STOL: Also wird im Gasthaus die hohe Politik gemacht?
Durnwalder: Natürlich finden solche Treffen auch bei einem gemütlichen Beisammensein im Gasthaus statt. Dort lässt es sich leichter reden und dort kommt oft auch das zum Vorschein, was man im Plenum im Landtag gar nicht sagen dürfte.

STOL: Haben Sie bestimmte Dinge auch bei Ihrer Lieblingsbeschäftigung, beim Watten, ausgemacht?
Durnwalder: Ja natürlich. Ich bin über das Watten ja erst in die Politik gekommen. Es war im Jahr 1969, als ich im Gasthaus beim Karten war, als man mich gefragt hat, ob ich für das Bürgermeisteramt in Pfalzen kandidieren würde.

Wechsel an der Spitze des Landes: Auf den Vater des Paketes, Silvius Magnago (l.), folgte 1989 Luis Durnwalder.

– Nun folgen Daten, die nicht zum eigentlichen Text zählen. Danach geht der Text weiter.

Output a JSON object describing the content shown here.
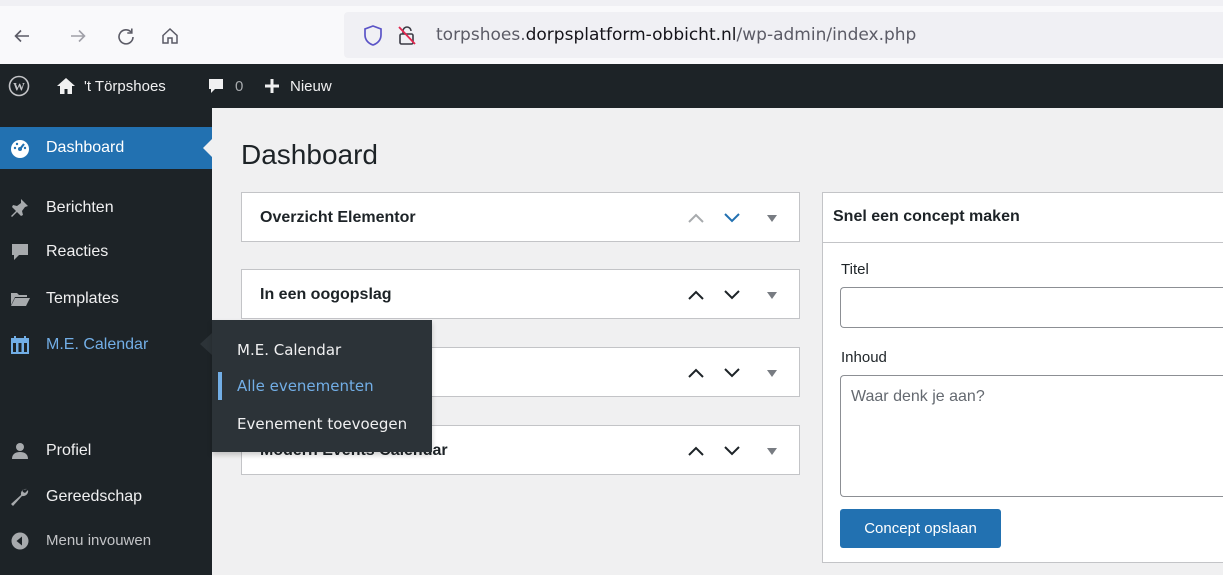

STOL: Wie hat sich das Politik-Machen in den vergangenen Jahrzehnten verändert?
Durnwalder: Das hat sich enorm verändert. Früher hatten die Leute in Südtirol nichts. Damals hat sich die Bevölkerung ungemein gefreut, wenn man etwas neues gebaut hat, wenn man etwas realisieren konnte. Heutzutage ist es so, dass die Leute in Südtirol teilweise so verwöhnt sind, dass sie gleichzeitig mit dem Beschluss der Landesregierung den Rekurs mitschicken, weil etwas zu groß, zu schön oder zu teuer ist.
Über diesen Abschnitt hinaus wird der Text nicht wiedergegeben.